National Ride to Work Day - June 21, 2021
Share the Road with Motorcycles
In 2019, nationally, there were 5,014 motorcyclists killed in traffic crashes, a decrease from 2018 (5,038). These deaths accounted for 14% of the total highway fatalities that year.
Even the smallest momentary lapse in a vehicle driver’s awareness can result in the death of an unseen motorcyclist.
While motorcycling offers riders a sense of freedom, and a chance to reduce their carbon footprint, riding a motorcycle doesn’t offer the structural protection that a car does to keep riders safe in the event of an accident. That’s why motorcyclists need to get special rider training, and wear special gear to protect their body and make them more visible to other road users.
If you're ever in a serious motorcycle crash, the best hope you have for protecting your brain is by wearing a DOT-compliant motorcycle helmet. Motorcycle operators and their passengers who wear helmets increase their chance of survival significantly over non-helmet wearers.
More information can be found at www.NHTSA.gov.
Our Mission Statement
Achieve progress “Toward Zero Deaths” by reducing the number of crashes, injuries, and fatalities on Vermont's roads and to provide highway safety data and fact-based analyses that will assist communities and safety advocates in implementing effective programs that will change high-risk driving behavior and increase safety on our streets and highways.
Where We Are Located
The Vermont State Highway Safety Office is located within the Agency of Transportation's Highway’s Division, Office of Operations and Safety Bureau, Dill Building, Unit A, 2178 Airport Road, Barre, VT 05641.
What We Do
The Vermont State Highway Safety Office (SHSO) awards federal highway safety grant funds to local, state and non-profit agencies for projects to improve highway safety and reduce deaths and serious injuries due to crashes. The SHSO is also involved with the Vermont Highway Safety Alliance (VHSA) which has allowed us to build upon a network of highway safety professionals, working in collaboration to increase highway safety through these federally funded programs.
The SHSO has an in-house staff of three Program Coordinators with specific subject matter areas of expertise, to include Occupant Protection, Distracted Driving, Impaired Driving, Law Enforcement (DUI and OP Enforcement) and Education Outreach programs. The staff of the SHSO manages state highway safety grant funds by providing guidance, oversight and monitoring for our partners.

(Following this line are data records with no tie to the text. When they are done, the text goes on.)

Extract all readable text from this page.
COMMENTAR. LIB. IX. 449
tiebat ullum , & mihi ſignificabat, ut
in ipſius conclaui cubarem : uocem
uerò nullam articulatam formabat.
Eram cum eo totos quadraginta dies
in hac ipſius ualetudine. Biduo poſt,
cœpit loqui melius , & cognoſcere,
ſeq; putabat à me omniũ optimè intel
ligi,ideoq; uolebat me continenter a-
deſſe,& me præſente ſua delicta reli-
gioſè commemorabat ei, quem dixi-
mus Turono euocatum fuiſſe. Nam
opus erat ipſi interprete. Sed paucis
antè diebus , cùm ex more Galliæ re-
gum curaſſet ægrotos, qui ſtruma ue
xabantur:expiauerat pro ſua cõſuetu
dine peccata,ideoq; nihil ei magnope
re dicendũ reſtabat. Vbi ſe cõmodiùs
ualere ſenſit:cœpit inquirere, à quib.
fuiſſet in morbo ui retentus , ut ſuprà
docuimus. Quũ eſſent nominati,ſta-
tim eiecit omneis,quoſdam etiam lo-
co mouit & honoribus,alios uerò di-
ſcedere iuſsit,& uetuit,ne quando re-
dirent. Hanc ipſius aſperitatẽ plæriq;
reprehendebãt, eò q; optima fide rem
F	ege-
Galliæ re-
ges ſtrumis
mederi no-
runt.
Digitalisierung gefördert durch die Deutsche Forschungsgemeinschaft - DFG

The programs administered through the SHSO are federally funded through the National Highway Traffic Safety Administration (NHTSA). Our programs are defined and approved each year in the SHSO Highway Safety Plan (HSP) and align with the State’s Strategic Highway Safety Plan (SHSP). Through these plans, we analyze data, identify problems, define emphasis areas, and set goals in order to administer funds to programs in a responsible manner in accordance with federal guidelines.
The Vermont State Highway Safety Office programs are designed to educate drivers, passengers, pedestrians, bicyclists and motorcyclists about highway safety. Our programs employ the use of countermeasures that focus primarily on the modification of driver’s behavior and attitude.